Theresa May’s ministers have tried to play down a row with key players in Brussels over an apparent threat to pull security co-operation unless the European Union agrees a trade deal.
Brexit Secretary David Davis insisted that his counterparts on the continent had praised the “positive” letter the Prime Minister sent to invoke Article 50, and it was simply stating that a replacement for current crime and security measures would need to be negotiated.
Critics accused the Prime Minister of trying to make a trade-off between security and commerce by mentioning the crime-fighting measures alongside a trade deal in her letter.
But Mr Davis said: “I spent all of yesterday afternoon on the telephone talking to my opposite numbers in the Parliament, in the commission, around all the member states.
“Virtually all of them said spontaneously, it’s a very positive letter, the tone was good, and so on.”
He told ITV’s Good Morning Britain: “One part of the deal is the justice and home affairs strand, we currently have arrangements for exchanging information, for arrest warrants, for Europol and all those things.
“We will need to replace that with something else because that will go when we leave the European Union.”
Mr Davis said it was a “negotiation” and “the other side might want to change things too”.
The reference to security caused concern in Brussels.
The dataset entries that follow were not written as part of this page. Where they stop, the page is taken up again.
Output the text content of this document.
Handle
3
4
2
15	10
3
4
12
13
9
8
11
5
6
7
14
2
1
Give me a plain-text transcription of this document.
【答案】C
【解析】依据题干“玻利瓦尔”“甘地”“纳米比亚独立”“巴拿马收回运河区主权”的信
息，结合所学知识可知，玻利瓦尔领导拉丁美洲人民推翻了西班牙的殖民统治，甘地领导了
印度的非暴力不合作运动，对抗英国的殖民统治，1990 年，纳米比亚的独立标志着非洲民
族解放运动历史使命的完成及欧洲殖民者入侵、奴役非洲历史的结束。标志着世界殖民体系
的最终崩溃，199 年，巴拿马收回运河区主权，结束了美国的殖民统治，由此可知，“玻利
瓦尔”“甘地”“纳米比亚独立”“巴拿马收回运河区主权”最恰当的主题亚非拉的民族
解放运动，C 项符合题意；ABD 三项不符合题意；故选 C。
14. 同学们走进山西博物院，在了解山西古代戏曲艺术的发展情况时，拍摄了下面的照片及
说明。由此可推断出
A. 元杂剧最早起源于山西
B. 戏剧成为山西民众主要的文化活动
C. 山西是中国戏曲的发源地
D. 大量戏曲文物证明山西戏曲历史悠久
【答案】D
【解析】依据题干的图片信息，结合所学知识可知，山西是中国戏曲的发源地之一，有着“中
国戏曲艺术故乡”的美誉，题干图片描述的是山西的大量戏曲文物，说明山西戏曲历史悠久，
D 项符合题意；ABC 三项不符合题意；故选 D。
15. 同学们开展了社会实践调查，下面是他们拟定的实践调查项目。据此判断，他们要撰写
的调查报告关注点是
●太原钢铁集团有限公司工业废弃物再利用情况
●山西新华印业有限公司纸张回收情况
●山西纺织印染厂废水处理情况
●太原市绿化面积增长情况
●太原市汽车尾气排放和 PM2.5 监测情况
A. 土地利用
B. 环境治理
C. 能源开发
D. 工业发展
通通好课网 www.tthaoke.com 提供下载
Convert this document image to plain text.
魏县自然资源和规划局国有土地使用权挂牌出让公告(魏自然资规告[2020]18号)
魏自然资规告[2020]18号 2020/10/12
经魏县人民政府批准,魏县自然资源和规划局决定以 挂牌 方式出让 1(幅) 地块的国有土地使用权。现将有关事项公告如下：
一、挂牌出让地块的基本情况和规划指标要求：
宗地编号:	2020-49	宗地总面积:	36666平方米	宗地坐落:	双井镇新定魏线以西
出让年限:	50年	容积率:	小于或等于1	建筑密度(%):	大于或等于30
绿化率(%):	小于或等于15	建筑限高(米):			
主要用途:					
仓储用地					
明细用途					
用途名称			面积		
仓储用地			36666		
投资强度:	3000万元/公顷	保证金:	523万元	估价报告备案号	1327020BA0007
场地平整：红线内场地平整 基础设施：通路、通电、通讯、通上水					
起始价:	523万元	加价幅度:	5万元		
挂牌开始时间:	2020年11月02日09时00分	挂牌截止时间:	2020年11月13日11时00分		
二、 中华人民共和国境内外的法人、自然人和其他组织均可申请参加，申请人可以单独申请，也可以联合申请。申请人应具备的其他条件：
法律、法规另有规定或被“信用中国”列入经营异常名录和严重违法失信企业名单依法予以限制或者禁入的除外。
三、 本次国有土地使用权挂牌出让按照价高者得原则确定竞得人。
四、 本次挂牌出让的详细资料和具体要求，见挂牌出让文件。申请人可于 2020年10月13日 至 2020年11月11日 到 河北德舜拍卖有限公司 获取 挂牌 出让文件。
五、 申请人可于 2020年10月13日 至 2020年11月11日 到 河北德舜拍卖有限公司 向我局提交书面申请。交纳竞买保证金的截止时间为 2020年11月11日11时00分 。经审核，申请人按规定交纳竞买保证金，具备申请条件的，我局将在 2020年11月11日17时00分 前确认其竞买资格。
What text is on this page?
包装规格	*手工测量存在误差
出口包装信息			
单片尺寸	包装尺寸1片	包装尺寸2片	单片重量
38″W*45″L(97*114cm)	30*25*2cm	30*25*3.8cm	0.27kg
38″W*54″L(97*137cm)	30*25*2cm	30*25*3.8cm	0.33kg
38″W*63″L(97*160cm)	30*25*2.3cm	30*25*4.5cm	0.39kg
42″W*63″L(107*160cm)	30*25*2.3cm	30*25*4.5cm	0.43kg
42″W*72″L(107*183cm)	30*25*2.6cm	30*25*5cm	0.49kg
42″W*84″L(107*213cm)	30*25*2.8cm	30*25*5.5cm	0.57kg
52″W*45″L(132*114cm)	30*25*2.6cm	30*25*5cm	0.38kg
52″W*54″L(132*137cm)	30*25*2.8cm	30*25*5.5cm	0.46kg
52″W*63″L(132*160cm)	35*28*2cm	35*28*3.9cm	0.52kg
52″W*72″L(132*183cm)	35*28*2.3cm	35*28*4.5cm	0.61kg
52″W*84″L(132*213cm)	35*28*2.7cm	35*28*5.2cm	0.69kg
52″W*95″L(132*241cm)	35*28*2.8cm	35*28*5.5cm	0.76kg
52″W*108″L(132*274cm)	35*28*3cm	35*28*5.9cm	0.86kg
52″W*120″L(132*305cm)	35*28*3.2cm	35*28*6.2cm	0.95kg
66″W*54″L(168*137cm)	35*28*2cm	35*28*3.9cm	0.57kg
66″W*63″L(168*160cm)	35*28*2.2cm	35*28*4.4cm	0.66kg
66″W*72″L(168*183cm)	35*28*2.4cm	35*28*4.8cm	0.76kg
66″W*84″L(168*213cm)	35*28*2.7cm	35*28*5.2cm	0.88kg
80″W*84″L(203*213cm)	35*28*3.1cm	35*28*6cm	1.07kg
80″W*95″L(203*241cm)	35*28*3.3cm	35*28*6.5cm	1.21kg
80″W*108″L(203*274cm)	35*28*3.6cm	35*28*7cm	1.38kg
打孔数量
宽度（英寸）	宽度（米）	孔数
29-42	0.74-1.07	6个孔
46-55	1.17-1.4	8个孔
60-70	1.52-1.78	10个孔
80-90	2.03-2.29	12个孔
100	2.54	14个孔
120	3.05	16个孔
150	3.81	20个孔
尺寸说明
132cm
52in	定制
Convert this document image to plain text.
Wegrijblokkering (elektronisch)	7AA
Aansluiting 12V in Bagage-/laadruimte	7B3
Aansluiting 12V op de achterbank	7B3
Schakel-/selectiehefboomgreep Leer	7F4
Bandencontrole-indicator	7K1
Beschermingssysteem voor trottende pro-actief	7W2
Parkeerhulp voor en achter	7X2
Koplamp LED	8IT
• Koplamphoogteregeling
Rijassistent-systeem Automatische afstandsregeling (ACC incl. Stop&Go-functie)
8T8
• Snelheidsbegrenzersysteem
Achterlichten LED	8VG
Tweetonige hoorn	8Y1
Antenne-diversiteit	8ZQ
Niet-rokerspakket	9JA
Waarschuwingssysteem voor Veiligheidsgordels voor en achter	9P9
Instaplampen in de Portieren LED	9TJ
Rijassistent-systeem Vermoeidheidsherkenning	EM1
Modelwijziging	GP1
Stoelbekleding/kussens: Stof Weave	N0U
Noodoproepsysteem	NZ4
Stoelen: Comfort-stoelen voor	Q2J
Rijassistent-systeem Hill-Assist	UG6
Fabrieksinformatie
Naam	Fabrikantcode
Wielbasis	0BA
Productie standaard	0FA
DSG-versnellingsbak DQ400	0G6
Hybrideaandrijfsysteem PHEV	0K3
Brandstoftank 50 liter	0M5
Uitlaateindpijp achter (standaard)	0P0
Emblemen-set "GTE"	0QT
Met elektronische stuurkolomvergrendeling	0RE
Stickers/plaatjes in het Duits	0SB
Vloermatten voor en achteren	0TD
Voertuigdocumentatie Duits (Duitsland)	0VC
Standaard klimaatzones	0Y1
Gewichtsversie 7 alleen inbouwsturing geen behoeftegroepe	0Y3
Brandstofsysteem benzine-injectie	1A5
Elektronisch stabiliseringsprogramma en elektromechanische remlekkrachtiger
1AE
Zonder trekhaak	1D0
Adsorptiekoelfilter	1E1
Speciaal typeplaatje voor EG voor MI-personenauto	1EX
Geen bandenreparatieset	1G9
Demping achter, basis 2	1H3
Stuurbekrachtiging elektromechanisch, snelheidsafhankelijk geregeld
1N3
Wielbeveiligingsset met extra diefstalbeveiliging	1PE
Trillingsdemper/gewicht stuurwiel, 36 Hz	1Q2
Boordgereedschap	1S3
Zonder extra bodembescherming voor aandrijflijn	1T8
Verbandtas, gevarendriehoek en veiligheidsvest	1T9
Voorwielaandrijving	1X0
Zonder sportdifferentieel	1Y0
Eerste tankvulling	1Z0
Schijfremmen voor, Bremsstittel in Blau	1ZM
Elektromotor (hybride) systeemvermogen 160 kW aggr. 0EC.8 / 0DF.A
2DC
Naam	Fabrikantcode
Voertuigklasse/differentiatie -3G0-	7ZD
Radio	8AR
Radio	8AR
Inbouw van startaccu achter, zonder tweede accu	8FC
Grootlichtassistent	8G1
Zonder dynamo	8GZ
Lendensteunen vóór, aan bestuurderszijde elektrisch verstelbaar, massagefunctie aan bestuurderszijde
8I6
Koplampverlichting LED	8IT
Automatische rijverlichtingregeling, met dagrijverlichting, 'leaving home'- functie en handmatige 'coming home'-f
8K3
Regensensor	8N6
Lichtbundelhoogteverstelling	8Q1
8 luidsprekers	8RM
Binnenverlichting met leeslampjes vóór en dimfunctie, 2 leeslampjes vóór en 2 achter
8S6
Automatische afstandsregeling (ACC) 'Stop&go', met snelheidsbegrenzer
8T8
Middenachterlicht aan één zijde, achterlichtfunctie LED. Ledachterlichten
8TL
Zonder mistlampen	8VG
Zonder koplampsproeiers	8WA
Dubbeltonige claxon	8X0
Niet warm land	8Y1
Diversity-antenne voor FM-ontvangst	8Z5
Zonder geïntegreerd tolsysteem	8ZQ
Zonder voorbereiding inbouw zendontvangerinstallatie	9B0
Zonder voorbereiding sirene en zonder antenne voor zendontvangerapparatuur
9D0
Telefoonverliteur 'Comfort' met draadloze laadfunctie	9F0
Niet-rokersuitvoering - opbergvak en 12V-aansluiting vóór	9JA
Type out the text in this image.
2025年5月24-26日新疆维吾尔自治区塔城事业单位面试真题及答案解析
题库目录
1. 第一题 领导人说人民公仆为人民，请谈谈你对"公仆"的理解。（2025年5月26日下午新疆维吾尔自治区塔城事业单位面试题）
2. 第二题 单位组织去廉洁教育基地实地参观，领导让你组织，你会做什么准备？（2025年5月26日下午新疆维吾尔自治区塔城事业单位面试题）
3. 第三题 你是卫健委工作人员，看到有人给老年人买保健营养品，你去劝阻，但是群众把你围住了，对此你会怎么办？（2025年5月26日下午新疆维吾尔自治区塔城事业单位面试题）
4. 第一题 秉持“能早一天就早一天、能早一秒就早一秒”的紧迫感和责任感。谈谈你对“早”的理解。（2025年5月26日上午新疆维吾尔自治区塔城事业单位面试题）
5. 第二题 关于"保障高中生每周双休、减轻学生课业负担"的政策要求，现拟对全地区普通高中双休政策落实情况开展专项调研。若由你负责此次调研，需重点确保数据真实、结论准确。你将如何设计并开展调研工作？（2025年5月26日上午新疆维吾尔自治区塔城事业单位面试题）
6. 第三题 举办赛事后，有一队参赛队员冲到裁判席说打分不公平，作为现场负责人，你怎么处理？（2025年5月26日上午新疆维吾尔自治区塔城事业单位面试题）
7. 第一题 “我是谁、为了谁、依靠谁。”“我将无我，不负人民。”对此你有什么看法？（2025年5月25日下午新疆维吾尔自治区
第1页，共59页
Asked if he thought Mrs May was engaged in “blackmail”, the European Parliament’s co-ordinator for Brexit Guy Verhofstadt said: “I try to be a gentleman, so towards a lady I don’t even use or think about the word ‘blackmail’.”
But Mr Davis played down the issue, saying: “Guy Verhofstadt called it blackmail, let’s not say everybody did.”
Work and Pensions Secretary Damian Green said the row was a “misunderstanding”.
The two issues had been mentioned side by side because they were “all bound up in our membership of the European Union”, he said.
“It’s not a threat, I think that’s the misunderstanding,” he told BBC Two’s Newsnight. “It’s absolutely not a threat.”
The next stage of the Brexit process will see plans set out to repatriate more than 40 years of powers back to Westminster, with the publication of the details of the Great Repeal Bill.
The white paper - Legislating for the United Kingdom’s withdrawal from the European Union - will set out how the Government will deal with EU laws that cannot be easily converted.
Secondary legislation, known as statutory instruments, will be used to make technical changes, with up to 1,000 pieces expected, nearly as many as MPs and peers usually deal with in an entire parliament.